Tournament time: Its director calls it the “oldest, most distinguished amateur tennis tournament in the country,” but what sets the national public parks tennis championships apart is its commitment to tennis players in wheelchairs.

The opening ceremonies of the 62nd annual event, which begins Sunday at 5 p.m. at the Ambassador College Tennis Stadium in Pasadena, feature a wheelchair tennis exhibition staged by the nation’s top-ranked men’s (Brad Parks) and women’s (Chantal Vandierendonck) wheelchair players.

The weeklong tournament offers play in men’s and women’s open, doubles and 30-and-over divisions at four locations in Pasadena and Glendale.

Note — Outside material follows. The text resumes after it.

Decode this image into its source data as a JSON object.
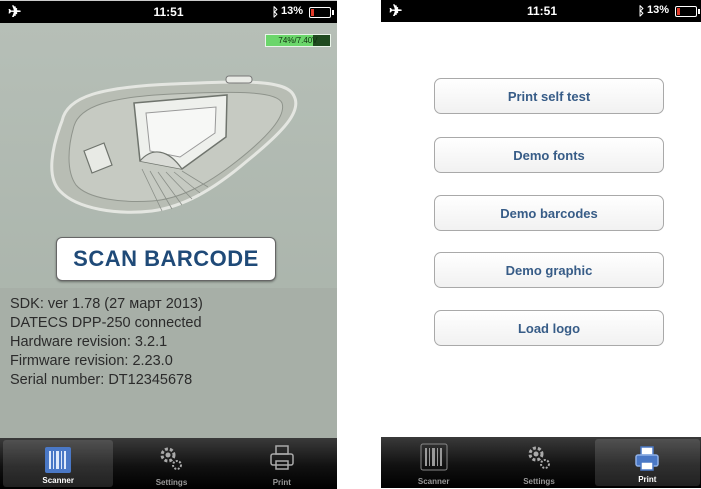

Previous divisional winners of the tournament include three-time winner Tracy Austin, Pancho Gonzalez and Chris Evert.

In addition, a field of nearly 50 players will compete in the wheelchair division.

Information: (818) 797-1114.

Where-are-they-now dept.: Larry Pearl, the No. 1 singles player at Taft from 1984 to 1986, was named an All-Southwest Conference singles player for Rice University this season.

Pearl, a sophomore, was the Owls’ No. 4 singles player. At Taft, Pearl posted second- and third-place finishes in the City Section 4-A Division finals.